A number of lower-profile llama advances have followed Ablynx, too. The recent lapsing of the Hamers patents means work with camelid antibodies, now often reproduced with genetically modified yeast, is widespread. Before llamas became potential coronavirus heroes, a number of studies explored their capacity for detecting infectious diseases. A 2010 report pondered the enlistment of llamas as “Soldiers in the War on Terror” by using the antibodies to identify bioweapons. Interest in using the antibodies for treatments has also been complemented by attention to their potential as biomarkers or biological tracers. By binding to specific molecular targets better than conventional antibodies and staying in blood circulation for shorter periods, nanobody tracers offer a path to “noninvasive detection” of cancer and other conditions. Llama antibodies have also been used to crystallize unstable proteins, including in work on G-protein-coupled receptors that won the 2012 Nobel Prize in Chemistry. At each turn and with every press release, patents followed, and llama antibodies surfed the promissory cycles of hype and hope that characterize the contemporary pharmaceutical industry.

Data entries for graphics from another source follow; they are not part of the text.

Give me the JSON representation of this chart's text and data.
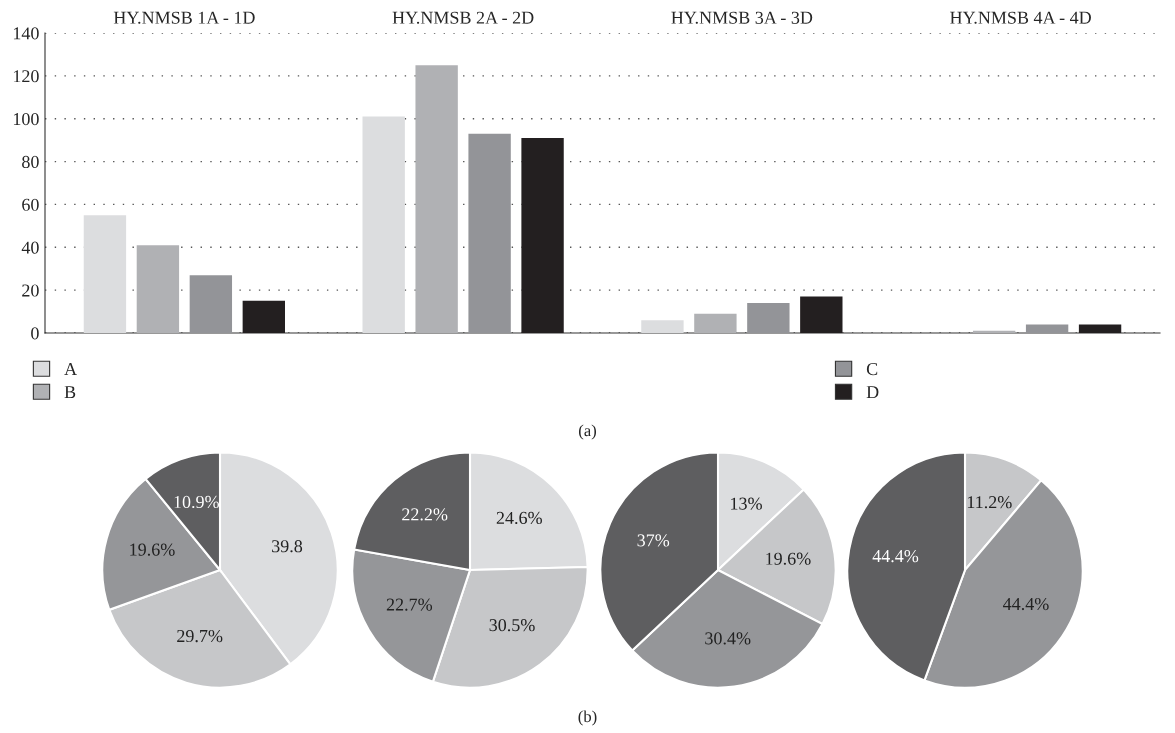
{
  "chart_data": [
    {
      "type": "bar",
      "categories": [
        "HY.NMSB 1A - 1D",
        "HY.NMSB 2A - 2D",
        "HY.NMSB 3A - 3D",
        "HY.NMSB 4A - 4D"
      ],
      "series": [
        {
          "name": "A",
          "color": "#dcdddf",
          "values": [
            55,
            101,
            6,
            0
          ]
        },
        {
          "name": "B",
          "color": "#b0b1b4",
          "values": [
            41,
            125,
            9,
            1
          ]
        },
        {
          "name": "C",
          "color": "#939498",
          "values": [
            27,
            93,
            14,
            4
          ]
        },
        {
          "name": "D",
          "color": "#231f20",
          "values": [
            15,
            91,
            17,
            4
          ]
        }
      ],
      "ylim": [
        0,
        140
      ],
      "yticks": [
        0,
        20,
        40,
        60,
        80,
        100,
        120,
        140
      ],
      "grid": "y",
      "legend": "bottom",
      "annotations": [
        "(a)"
      ]
    },
    {
      "type": "pie",
      "values": [
        39.8,
        29.7,
        19.6,
        10.9
      ],
      "colors": [
        "#dcdddf",
        "#c6c7c9",
        "#959699",
        "#5e5e60"
      ],
      "value_labels": [
        "39.8",
        "29.7%",
        "19.6%",
        "10.9%"
      ]
    },
    {
      "type": "pie",
      "values": [
        24.6,
        30.5,
        22.7,
        22.2
      ],
      "colors": [
        "#dcdddf",
        "#c6c7c9",
        "#959699",
        "#5e5e60"
      ],
      "value_labels": [
        "24.6%",
        "30.5%",
        "22.7%",
        "22.2%"
      ]
    },
    {
      "type": "pie",
      "values": [
        13,
        19.6,
        30.4,
        37
      ],
      "colors": [
        "#dcdddf",
        "#c6c7c9",
        "#959699",
        "#5e5e60"
      ],
      "value_labels": [
        "13%",
        "19.6%",
        "30.4%",
        "37%"
      ]
    },
    {
      "type": "pie",
      "values": [
        11.2,
        44.4,
        44.4
      ],
      "colors": [
        "#c6c7c9",
        "#959699",
        "#5e5e60"
      ],
      "value_labels": [
        "11.2%",
        "44.4%",
        "44.4%"
      ],
      "annotations": [
        "(b)"
      ]
    }
  ]
}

In the last decade, researchers have shown that nanobodies might, in a minor historical irony, serve as a possible new treatment for HIV or aid in resisting the flu. The latter finding, combined with the awareness that camels act as reservoirs for diseases such as MERS, helps to explain the strange prominence of the llama in the fight against SARS-CoV-2. Forever ago in November 2018, Melissa Healy reported for the Los Angeles Times that new antibody research might reveal a pathway to the “universal vaccine against influenza” running through llamas. The National Institute of Health’s Anthony Fauci, before his celebrity turn in White House press briefings, “offered a full-throated appreciation for the new study.” Yet that vaccine, like much else promised of llama biocapital, remains somewhere in the future. As a 2018 report in PBS Nova punned, “The trek from llama to lab was long… and the path ahead may be just as woolly.”
The cycle nevertheless continues: In December 2020, the National Institutes of Health announced promising antibodies against COVID-19, isolated from a llama named “Cormac” — the first tentative but meaningful update on the camelid hopes of early 2020. One month later, a multi-country research collaboration shared word, in Science, of a treatment candidate based on llama nanobodies. ExeVir, a new startup spawned in 2020 out of VIB with plans to use nanobodies against COVID, raised $50 million in Series A funds in March. The company began Phase 1 clinical trials in human patients this August. Yet none of the Pfizer, Moderna, or Johnson and Johnson vaccines were built from the blood of camelids. The brighter future, one in which llama antibodies become the raw material for vaccines and treatments that defeat everything from the common cold to the world’s great pandemics, remains, for the moment, just out of reach. Whether its moment comes soon or after many decades of waiting, the promise and promises of llama biocapital show little sign of diminishing.